Why air travel can bring out the worst in people

Jenny Lauren, centre, niece of US fashion designer Ralph Lauren, arrives at Killaloe District Court, in January 2014 on charges of being drunk and disorderly on a New York-bound plane.

August and Christmas are peak season for bad airplane behaviour - seating is the big issue, says Sinead Moriarty.

Air rage is alive and well.

In the last short while, three planes have being forced to divert because of passengers having fully blown arguments.

What were the passengers getting so riled up about? What was so frustrating and exasperating that it led to pilots having to perform emergency landings? The culprit was the reclining seat.

We've all been there, just as you place your cup of tea on the tray in front of you, the passenger in front flips the chair back and spills the hot drink all over your lap. Or you could be reaching down to get something from you bag when you get walloped on the head by the flying chair-back.

Summer and Christmas are always testing times for passengers as airports are crammed with harried families getting away on holidays, and with screaming babies and hyper children running about.

It's no wonder passengers are fraught by the time they board a plane. Going through security now often involves stripping down to your underwear, being frisked by a security guard with a beeping wand and then having your hand luggage rifled through, with your underwear and personal items exposed to all around you.

When you have managed to get dressed and re-pack your bag, you then enter the next phase: the scrum at the boarding queue where everyone pushes and shoves to get to the top of the line.

Having survived all that, you finally board the plane where you have to heave your bag into the ever shrinking over-head lockers and you will undoubtedly be whacked in the face by someone else's suitcase or (as happened to a friend recently) be walloped on the head by a bottle of duty free vodka.

By the time you sit down and gather yourself, your blood pressure is high and your breathing irregular. The last thing you need is more blows to the head or scalding tea poured into your lap.

Robert Mann, a straight talking, former airline executive who now runs an airline-industry analysis company has said, "August is the highest load-factor month of the year… it's not surprising to me that the highest frequency of incidents between passengers occur in that month. It's like rats in a maze. At a certain point they start eating each other."

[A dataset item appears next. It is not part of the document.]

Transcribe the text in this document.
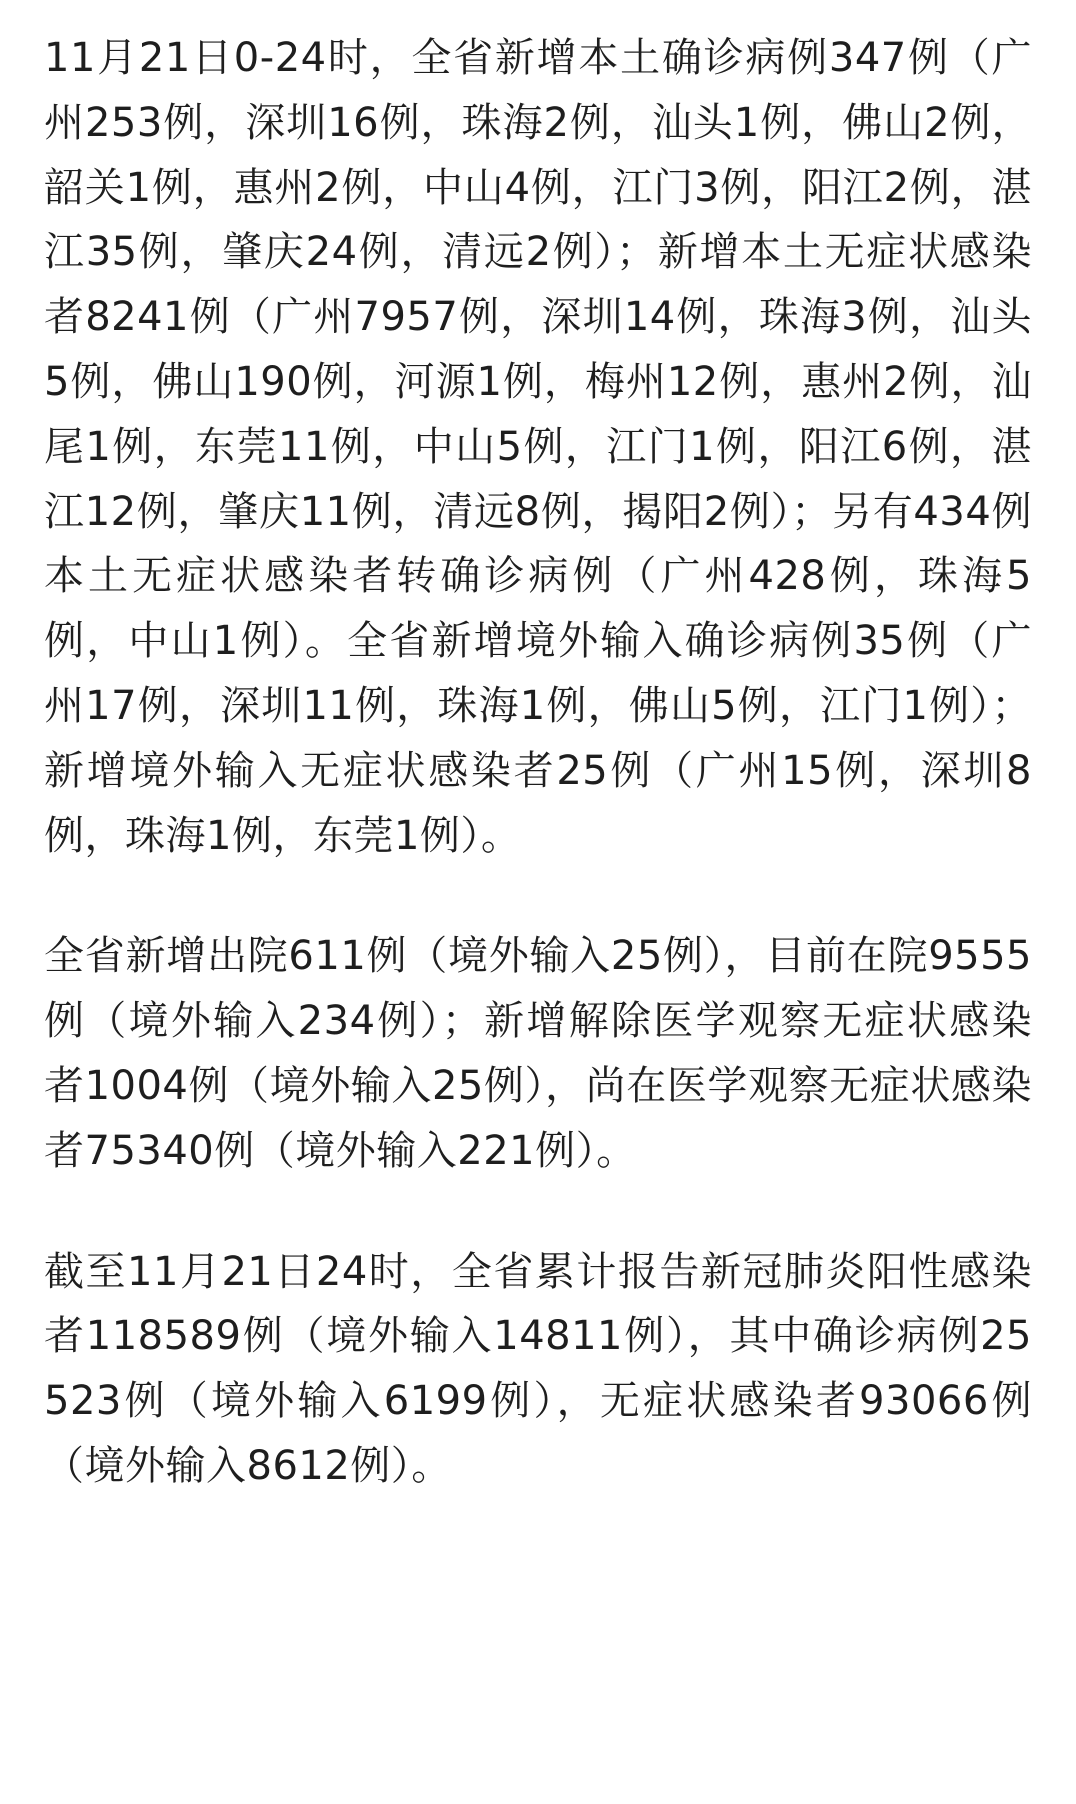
11月21日0-24时，全省新增本土确诊病例347例（广州253例，深圳16例，珠海2例，汕头1例，佛山2例，韶关1例，惠州2例，中山4例，江门3例，阳江2例，湛江35例，肇庆24例，清远2例）；新增本土无症状感染者8241例（广州7957例，深圳14例，珠海3例，汕头5例，佛山190例，河源1例，梅州12例，惠州2例，汕尾1例，东莞11例，中山5例，江门1例，阳江6例，湛江12例，肇庆11例，清远8例，揭阳2例）；另有434例本土无症状感染者转确诊病例（广州428例，珠海5例，中山1例）。全省新增境外输入确诊病例35例（广州17例，深圳11例，珠海1例，佛山5例，江门1例）；新增境外输入无症状感染者25例（广州15例，深圳8例，珠海1例，东莞1例）。

全省新增出院611例（境外输入25例），目前在院9555例（境外输入234例）；新增解除医学观察无症状感染者1004例（境外输入25例），尚在医学观察无症状感染者75340例（境外输入221例）。

截至11月21日24时，全省累计报告新冠肺炎阳性感染者118589例（境外输入14811例），其中确诊病例25523例（境外输入6199例），无症状感染者93066例（境外输入8612例）。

Meanwhile a Skyscanner survey has revealed that 91 percent of people want seat reclining to be banned on short flights - 43 percent felt that on long haul flights, set times should be implemented when passengers are allowed to recline their seats.

"The strong support for a change in reclined seat procedures makes sense", according to psychologist Dr. Becky Spelman, Clinical Director at the Private Therapy Clinic in Harley Street.

"The effect of people reclining their seat can result in various negative emotions such as anger, stress, anxiety, frustration and upset for the passenger behind them.

Jenny Lauren, centre, niece of US fashion designer Ralph Lauren, arrives at Killaloe District Court, in January 2014 on charges of being drunk and disorderly on a New York-bound plane.

"This emotional impact can result in a whole range of unhelpful behaviours, including air rage."

Ryanair, famous globally for its' no frills approach, got rid of reclining seats in 2004. The decision helped boost profits because reclining seats weigh more than non-reclining ones, don't require maintenance when they break and removing them gives you more room to add more seats. It's a win-win for the airlines.

Meanwhile, the passengers are being increasingly squashed into reduced spaces with less leg room, overhead locker space that would barely fit a child's schoolbag and toilets that an anorexic midget couldn't fit into.

There is, however, a way that passengers can 'fight back'. One of the recent disputes that resulted in a plane being diverted was due to the use of a 'Knee Defender'.

The gadget which costs about €17 is clipped onto the tray table and prevents the person in front from reclining their seat.

When the flight attendant was called over, they asked the passenger to remove the Knee Defenders, which he refused to do. The passenger in front then dumped a cup of water over him and a fight broke out.

The inventor of the Knee Defender, Ira Goldman, has said that people should be courteous and tell the passenger sitting in front of them when they are using the device. "The Knee Defender says right on it: 'Be courteous. Do not hog space. Listen to the flight crew.'"

I have to say, the Knee Defender sounds good to me. If clipping it on to your table tray can save you from third degree burns, concussion or travelling with your knees wrapped around your head, then I have a feeling it's about to be a bestseller.

Sinead Moriarty's new book The Secrets Sisters Keep, is published by Penguin, price €15.99.